# Have any expats learned Arabic?



## Taz Mulan (Dec 15, 2008)

I'm in sales and quite often senior managers are Arabic., I'm wondering if I should learn some of the lingo. 

Has anyone cracked it? Plus what about reading and writing?


----------



## bigdave (Oct 22, 2008)

well my daughter is in first grade and has arabic 5 days a week. she helps and tells us what people are saying. I would love to learn it and thinking about buying the rosseta stone learn arabic software.


----------



## irishxpat (Nov 17, 2008)

bigdave said:


> well my daughter is in first grade and has arabic 5 days a week. She helps and tells us what people are saying. I would love to learn it and thinking about buying the rosseta stone learn arabic software.


هل يتوهم أحد الجنسين


----------



## liquid8urn (Oct 7, 2008)

I was thinking the same, but to be honest, it looks like it would have been more useful to learn the Indian subcontinet languages rather than Arabic.
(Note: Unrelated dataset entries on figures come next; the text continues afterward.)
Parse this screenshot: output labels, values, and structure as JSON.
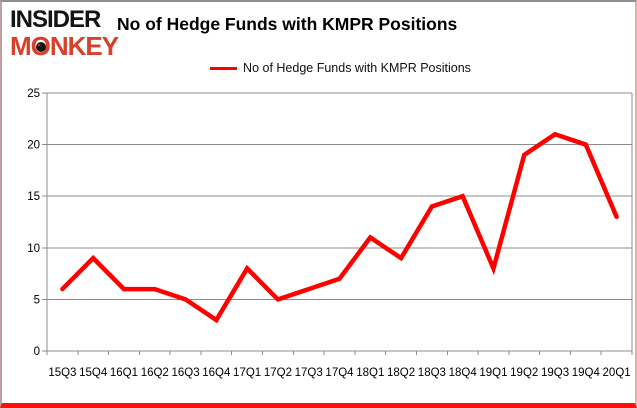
{
  "logo": {
    "line1": "INSIDER",
    "line2": "MONKEY"
  },
  "header": {
    "title": "No of Hedge Funds with KMPR Positions"
  },
  "legend": {
    "label": "No of Hedge Funds with KMPR Positions",
    "line_color": "#ff0000"
  },
  "chart_data": {
    "type": "line",
    "title": "No of Hedge Funds with KMPR Positions",
    "categories": [
      "15Q3",
      "15Q4",
      "16Q1",
      "16Q2",
      "16Q3",
      "16Q4",
      "17Q1",
      "17Q2",
      "17Q3",
      "17Q4",
      "18Q1",
      "18Q2",
      "18Q3",
      "18Q4",
      "19Q1",
      "19Q2",
      "19Q3",
      "19Q4",
      "20Q1"
    ],
    "series": [
      {
        "name": "No of Hedge Funds with KMPR Positions",
        "color": "#ff0000",
        "values": [
          6,
          9,
          6,
          6,
          5,
          3,
          8,
          5,
          6,
          7,
          11,
          9,
          14,
          15,
          8,
          19,
          21,
          20,
          13
        ]
      }
    ],
    "ylim": [
      0,
      25
    ],
    "yticks": [
      0,
      5,
      10,
      15,
      20,
      25
    ],
    "grid": true,
    "legend_position": "top",
    "axis_color": "#8c8c8c",
    "label_color": "#000000"
  }
}
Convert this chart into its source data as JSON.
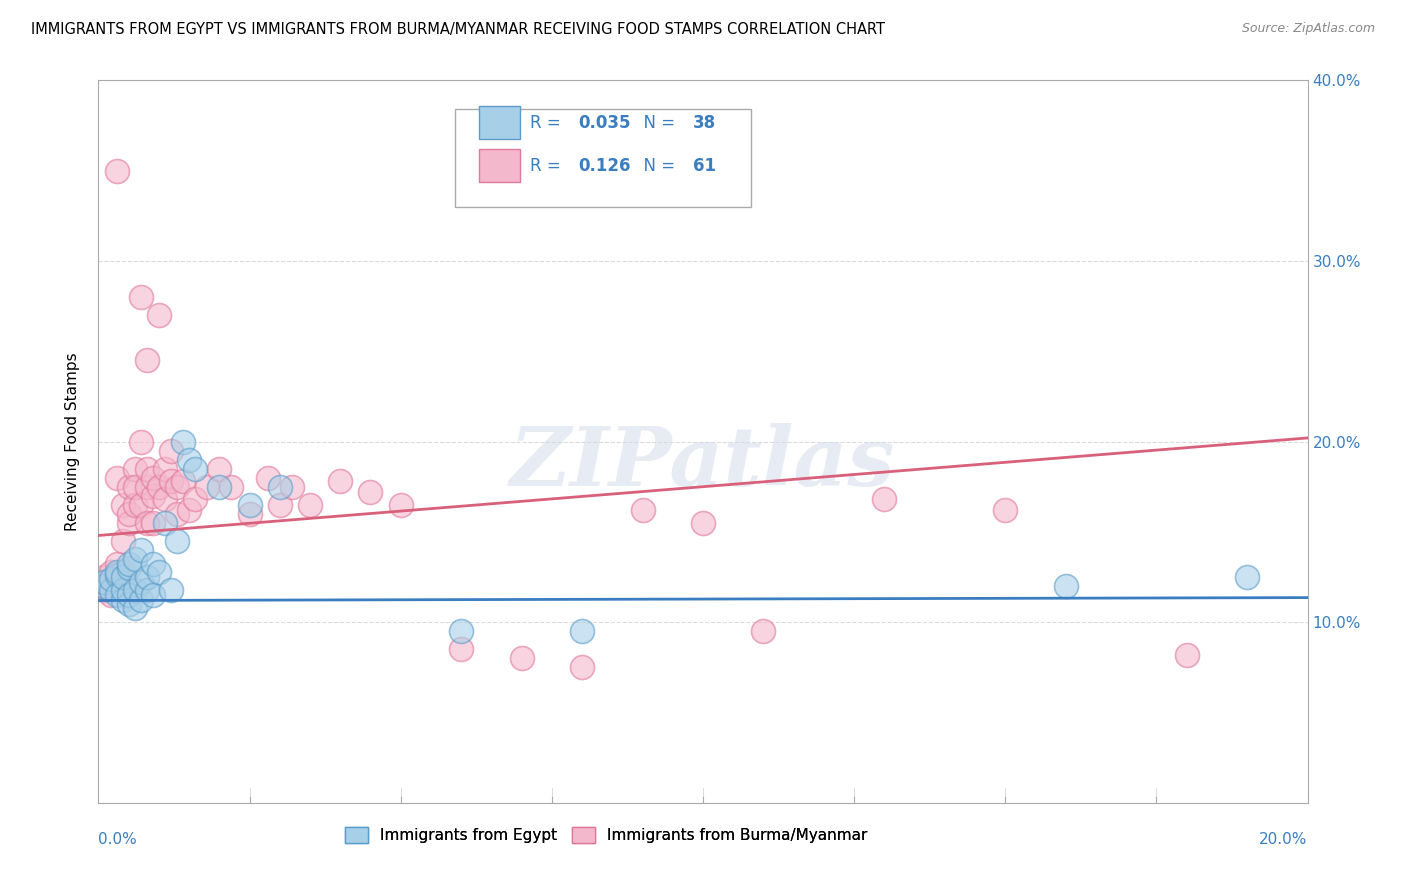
{
  "title": "IMMIGRANTS FROM EGYPT VS IMMIGRANTS FROM BURMA/MYANMAR RECEIVING FOOD STAMPS CORRELATION CHART",
  "source": "Source: ZipAtlas.com",
  "ylabel": "Receiving Food Stamps",
  "xlim": [
    0.0,
    0.2
  ],
  "ylim": [
    0.0,
    0.4
  ],
  "yticks": [
    0.1,
    0.2,
    0.3,
    0.4
  ],
  "ytick_labels": [
    "10.0%",
    "20.0%",
    "30.0%",
    "40.0%"
  ],
  "egypt_R": 0.035,
  "egypt_N": 38,
  "burma_R": 0.126,
  "burma_N": 61,
  "egypt_color": "#a8cfe8",
  "burma_color": "#f4b8cc",
  "egypt_edge_color": "#5b9dc9",
  "burma_edge_color": "#e0789a",
  "egypt_line_color": "#3a7dc0",
  "burma_line_color": "#d9607a",
  "legend_label_egypt": "Immigrants from Egypt",
  "legend_label_burma": "Immigrants from Burma/Myanmar",
  "legend_text_color": "#3a7dc0",
  "tick_color": "#3a7dc0",
  "egypt_line_intercept": 0.112,
  "egypt_line_slope": 0.008,
  "burma_line_intercept": 0.148,
  "burma_line_slope": 0.27,
  "egypt_points_x": [
    0.001,
    0.001,
    0.002,
    0.002,
    0.003,
    0.003,
    0.003,
    0.004,
    0.004,
    0.004,
    0.005,
    0.005,
    0.005,
    0.005,
    0.006,
    0.006,
    0.006,
    0.007,
    0.007,
    0.007,
    0.008,
    0.008,
    0.009,
    0.009,
    0.01,
    0.011,
    0.012,
    0.013,
    0.014,
    0.015,
    0.016,
    0.02,
    0.025,
    0.03,
    0.06,
    0.08,
    0.16,
    0.19
  ],
  "egypt_points_y": [
    0.12,
    0.122,
    0.118,
    0.124,
    0.126,
    0.115,
    0.128,
    0.112,
    0.118,
    0.125,
    0.13,
    0.11,
    0.132,
    0.115,
    0.108,
    0.135,
    0.118,
    0.14,
    0.112,
    0.122,
    0.118,
    0.125,
    0.132,
    0.115,
    0.128,
    0.155,
    0.118,
    0.145,
    0.2,
    0.19,
    0.185,
    0.175,
    0.165,
    0.175,
    0.095,
    0.095,
    0.12,
    0.125
  ],
  "burma_points_x": [
    0.001,
    0.001,
    0.001,
    0.002,
    0.002,
    0.002,
    0.003,
    0.003,
    0.003,
    0.003,
    0.004,
    0.004,
    0.004,
    0.005,
    0.005,
    0.005,
    0.005,
    0.006,
    0.006,
    0.006,
    0.007,
    0.007,
    0.007,
    0.008,
    0.008,
    0.008,
    0.008,
    0.009,
    0.009,
    0.009,
    0.01,
    0.01,
    0.011,
    0.011,
    0.012,
    0.012,
    0.013,
    0.013,
    0.014,
    0.015,
    0.016,
    0.018,
    0.02,
    0.022,
    0.025,
    0.028,
    0.03,
    0.032,
    0.035,
    0.04,
    0.045,
    0.05,
    0.06,
    0.07,
    0.08,
    0.09,
    0.1,
    0.11,
    0.13,
    0.15,
    0.18
  ],
  "burma_points_y": [
    0.12,
    0.125,
    0.118,
    0.128,
    0.122,
    0.115,
    0.35,
    0.18,
    0.125,
    0.132,
    0.165,
    0.128,
    0.145,
    0.175,
    0.155,
    0.16,
    0.118,
    0.185,
    0.165,
    0.175,
    0.28,
    0.165,
    0.2,
    0.175,
    0.185,
    0.155,
    0.245,
    0.17,
    0.18,
    0.155,
    0.175,
    0.27,
    0.185,
    0.168,
    0.178,
    0.195,
    0.16,
    0.175,
    0.178,
    0.162,
    0.168,
    0.175,
    0.185,
    0.175,
    0.16,
    0.18,
    0.165,
    0.175,
    0.165,
    0.178,
    0.172,
    0.165,
    0.085,
    0.08,
    0.075,
    0.162,
    0.155,
    0.095,
    0.168,
    0.162,
    0.082
  ],
  "watermark": "ZIPatlas",
  "background_color": "#ffffff",
  "grid_color": "#cccccc"
}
I did give it a try, and if you aim for high managerial positions it is probably worth learning the language, basically speaking and reading


----------



## mayotom (Nov 8, 2008)

irishxpat said:


> هل يتوهم أحد الجنسين


what has *Do you imagine one of the sexes* got to do with this thread????


----------



## irishxpat (Nov 17, 2008)

mayotom said:


> what has *Do you imagine one of the sexes* got to do with this thread????


google translater sucks lmao


----------



## mayotom (Nov 8, 2008)

irishxpat said:


> google translater sucks lmao


it was babblefish


----------



## irishxpat (Nov 17, 2008)

mayotom said:


> it was babblefish


and i thought you were fluent in arabic you forced my hand so is google right or babblefish


----------



## mayotom (Nov 8, 2008)

irishxpat said:


> and i thought you were fluent in arabic you forced my hand so is google right or babblefish



no idea, might as well be double dutch to me


----------



## marc (Mar 10, 2008)

shukran ya3la


----------



## beUself (Dec 24, 2008)

I have been taken up a Arabic course last month , N it helps since i learned the basic and the rest is all abt memerise n practice . it's cool .


----------



## bigdave (Oct 22, 2008)

beUself said:


> I have been taken up a Arabic course last month , N it helps since i learned the basic and the rest is all abt memerise n practice . it's cool .


I can teach you English if you want me too! N ok?


----------



## gforce23 (Aug 3, 2008)

I know "_inta himar_". Gets the local populace in a tizzy.


----------